Of course, changes are not going to happen overnight. With Dawn, I expect the content category to be the first one to get deployed in the new distributed structure and that’s why the Cartwheel program is especially important. From the technical perspective, text-based creative content is probably easier for GEN as my NLP program is still running on a basic level and GEN’s own knowledge base is not yet ready. From the commercial perspective, creative content assets, by themselves, may generate profits to make the hosting nodes self-sustainable. Content assets are also easier to transplant, meaning they can be treated as native material to Dawn. On the infrastructure front, the first decentralized trial node is being spawned. This type of nodes, called Lighthouse, is for storing content resource data and transacting with consumer-side nodes on a community-level interface.
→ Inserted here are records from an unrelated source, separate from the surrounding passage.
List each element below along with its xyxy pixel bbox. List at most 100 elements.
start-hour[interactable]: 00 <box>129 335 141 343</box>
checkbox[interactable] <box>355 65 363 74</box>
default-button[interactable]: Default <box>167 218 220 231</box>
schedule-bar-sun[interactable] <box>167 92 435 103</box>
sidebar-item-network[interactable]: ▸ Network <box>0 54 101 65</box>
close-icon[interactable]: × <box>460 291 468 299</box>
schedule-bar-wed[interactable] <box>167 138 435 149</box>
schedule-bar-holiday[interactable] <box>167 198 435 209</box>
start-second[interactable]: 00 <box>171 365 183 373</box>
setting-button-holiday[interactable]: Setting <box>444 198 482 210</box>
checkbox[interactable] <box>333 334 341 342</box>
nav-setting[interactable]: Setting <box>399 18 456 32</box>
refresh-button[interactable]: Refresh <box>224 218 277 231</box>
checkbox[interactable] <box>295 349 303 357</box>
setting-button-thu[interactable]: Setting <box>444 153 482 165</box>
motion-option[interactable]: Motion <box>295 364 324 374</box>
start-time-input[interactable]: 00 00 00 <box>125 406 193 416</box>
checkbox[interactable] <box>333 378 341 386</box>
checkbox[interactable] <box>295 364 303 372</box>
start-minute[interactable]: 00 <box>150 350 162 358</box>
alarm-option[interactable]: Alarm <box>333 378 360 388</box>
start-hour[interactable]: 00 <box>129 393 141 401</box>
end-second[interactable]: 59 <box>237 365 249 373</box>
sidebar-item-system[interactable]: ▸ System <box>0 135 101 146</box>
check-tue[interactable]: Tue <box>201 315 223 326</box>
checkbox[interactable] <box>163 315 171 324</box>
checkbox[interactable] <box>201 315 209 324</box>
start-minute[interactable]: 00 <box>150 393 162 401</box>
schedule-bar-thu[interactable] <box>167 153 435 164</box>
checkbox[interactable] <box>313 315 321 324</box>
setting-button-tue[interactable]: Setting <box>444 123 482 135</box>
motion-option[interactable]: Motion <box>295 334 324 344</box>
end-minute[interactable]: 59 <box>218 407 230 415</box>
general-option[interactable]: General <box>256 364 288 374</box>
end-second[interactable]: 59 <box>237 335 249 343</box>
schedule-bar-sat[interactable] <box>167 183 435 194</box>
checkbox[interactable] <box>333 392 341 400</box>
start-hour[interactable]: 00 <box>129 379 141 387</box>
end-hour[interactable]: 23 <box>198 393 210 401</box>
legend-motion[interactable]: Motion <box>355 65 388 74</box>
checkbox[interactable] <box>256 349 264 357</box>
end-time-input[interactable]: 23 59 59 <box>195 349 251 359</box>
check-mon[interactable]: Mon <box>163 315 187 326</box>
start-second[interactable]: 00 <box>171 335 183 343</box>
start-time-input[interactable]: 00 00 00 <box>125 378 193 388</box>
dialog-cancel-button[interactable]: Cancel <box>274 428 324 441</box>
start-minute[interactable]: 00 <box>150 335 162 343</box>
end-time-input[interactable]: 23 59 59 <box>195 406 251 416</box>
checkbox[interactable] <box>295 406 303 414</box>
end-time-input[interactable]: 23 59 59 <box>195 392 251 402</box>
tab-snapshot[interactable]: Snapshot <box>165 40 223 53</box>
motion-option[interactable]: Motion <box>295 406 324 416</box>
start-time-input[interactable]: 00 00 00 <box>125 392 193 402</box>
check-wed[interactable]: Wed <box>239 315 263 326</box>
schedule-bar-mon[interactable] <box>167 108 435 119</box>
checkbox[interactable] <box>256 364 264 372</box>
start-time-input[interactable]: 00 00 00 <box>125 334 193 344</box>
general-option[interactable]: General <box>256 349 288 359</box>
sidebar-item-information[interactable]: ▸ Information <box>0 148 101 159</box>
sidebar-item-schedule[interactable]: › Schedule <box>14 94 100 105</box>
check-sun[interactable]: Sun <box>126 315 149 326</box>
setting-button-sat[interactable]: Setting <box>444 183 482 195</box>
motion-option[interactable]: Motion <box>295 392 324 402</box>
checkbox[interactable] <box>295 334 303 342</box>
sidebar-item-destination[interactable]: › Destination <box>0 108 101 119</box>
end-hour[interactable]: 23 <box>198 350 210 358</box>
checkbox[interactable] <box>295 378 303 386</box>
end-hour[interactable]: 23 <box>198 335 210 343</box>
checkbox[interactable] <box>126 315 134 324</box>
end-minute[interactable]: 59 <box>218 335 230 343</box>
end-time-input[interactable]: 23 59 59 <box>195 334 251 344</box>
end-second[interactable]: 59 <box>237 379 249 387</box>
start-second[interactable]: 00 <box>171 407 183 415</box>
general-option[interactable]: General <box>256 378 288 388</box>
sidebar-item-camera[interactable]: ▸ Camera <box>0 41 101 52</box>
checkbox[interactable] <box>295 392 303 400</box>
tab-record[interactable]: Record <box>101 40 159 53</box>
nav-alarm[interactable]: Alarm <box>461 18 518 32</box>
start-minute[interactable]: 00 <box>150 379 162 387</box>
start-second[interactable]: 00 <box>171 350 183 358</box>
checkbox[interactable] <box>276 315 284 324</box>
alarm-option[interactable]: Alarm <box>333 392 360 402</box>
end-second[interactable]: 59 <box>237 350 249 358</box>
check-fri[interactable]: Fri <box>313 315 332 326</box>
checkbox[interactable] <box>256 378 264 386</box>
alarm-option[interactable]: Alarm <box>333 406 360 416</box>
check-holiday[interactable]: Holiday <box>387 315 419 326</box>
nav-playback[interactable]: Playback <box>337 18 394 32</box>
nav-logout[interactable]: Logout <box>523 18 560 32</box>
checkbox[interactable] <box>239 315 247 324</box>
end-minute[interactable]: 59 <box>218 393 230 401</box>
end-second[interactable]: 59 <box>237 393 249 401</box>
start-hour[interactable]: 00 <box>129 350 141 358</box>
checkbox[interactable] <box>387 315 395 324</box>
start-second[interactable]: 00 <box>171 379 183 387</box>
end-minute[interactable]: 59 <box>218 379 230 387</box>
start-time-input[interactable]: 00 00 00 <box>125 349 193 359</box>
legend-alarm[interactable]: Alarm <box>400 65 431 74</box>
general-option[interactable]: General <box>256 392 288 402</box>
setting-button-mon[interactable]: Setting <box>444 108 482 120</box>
The obvious challenge, then, for a decentralized/distributed storage system is data integrity. In simple words, how can we trust the information we receive from a decentralized storage facility to be the real information? In a centralized model, we trust the centralized body as the authoritative source, but how do we achieve that confidence in a decentralized model? With bots and disinformation being so rampant on the Internet, such data authenticity has become extremely important. Imagine the amount of chaos that would ensue if a network of compromised servers change the articles from “Biden won” to “Trump won”!
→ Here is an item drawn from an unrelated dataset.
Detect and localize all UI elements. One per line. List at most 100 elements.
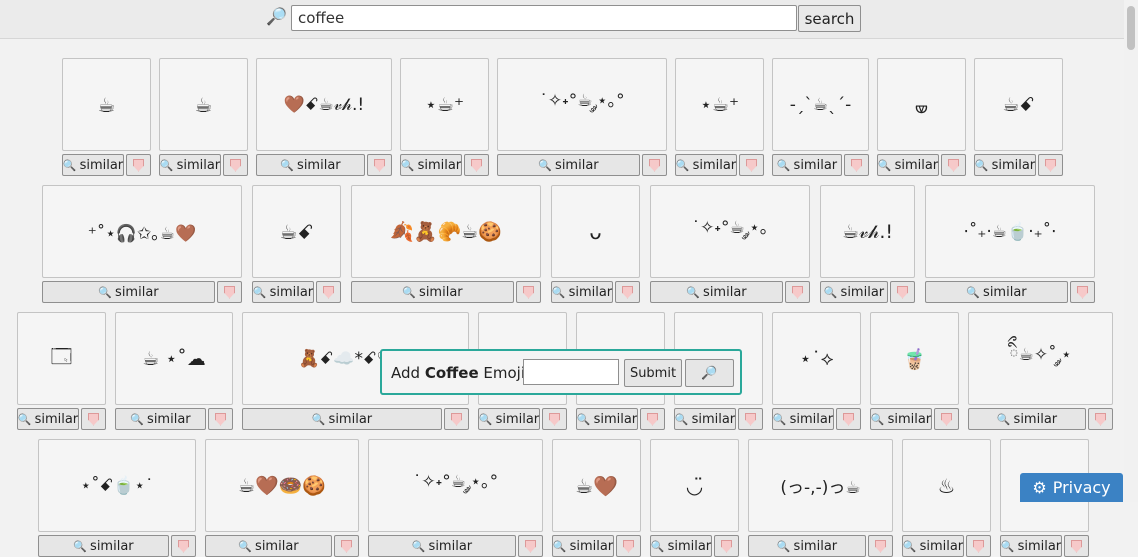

The blockchain-style public ledger is one solution, but it consumes too much energy and has become a toxic game of power and misguided hype. Be it proof-of-work or proof-of-stake, the reality is that any system based on exhaustive algorithms, instead of natural intrinsic values, is ultimately centralized. Further, any smaller-scale centralized system is vulnerable to pyramid/pump-and-dump schemes, among other things, and poses grave dangers for the society. So what can we do?

Well, it’s why Dawn is being developed as a to-be-is-to-be-understood system that recognizes and rewards intrinsic values. The Trinity project is also going to contribute immensely on the fundamental level. Although the ideal system is still waiting on both GEN and Trinity to make some meaningful progress (I’m looking at myself), a semi-supervised community node-like network is a decent drop-in during the transition. To speed up its progress, I started exporting some of the Trinity elements to a tool suite, which I gladly termed Renaissance, to target the systemic challenges that may arise from this deployment. What Renaissance does for now is to give the end users, through LOVN (edited due to systemwide renaming, originally Lova, 11/20/2023), the awareness as well as capability to independently verify if the data they receive is original. For example, the first batch of Renaissance stamp seals, similar to public keys, are selected poems by my favorite poet, E. E. Cummings. Each content asset is assigned a poem in Dawn based on certain computable syntactic similarities and these similarities are independently verifiable by a non-technical person. Therefore, when a user’s browser loads a “Trump won” article with an incompatible E. E. Cummings poem, he or she would know that, at the very least, it’s not what the reporter wrote originally.

Renaissance Stamp Seal for this post

I am far from satisfied with Renaissance, which is just starting up and very limited at the moment. The next batch of stamps will likely employ better algorithms. In fact, I had initially wanted to use Renaissance paintings; hence the name. Well, that failed miserably, but I might just try again. Maybe I’ll get it this time. =)

To end this long post with something short yet interesting to think about:

Sometimes, I look at the Wuxing diagram and I simply wonder — isn’t that a set of nesting wheels?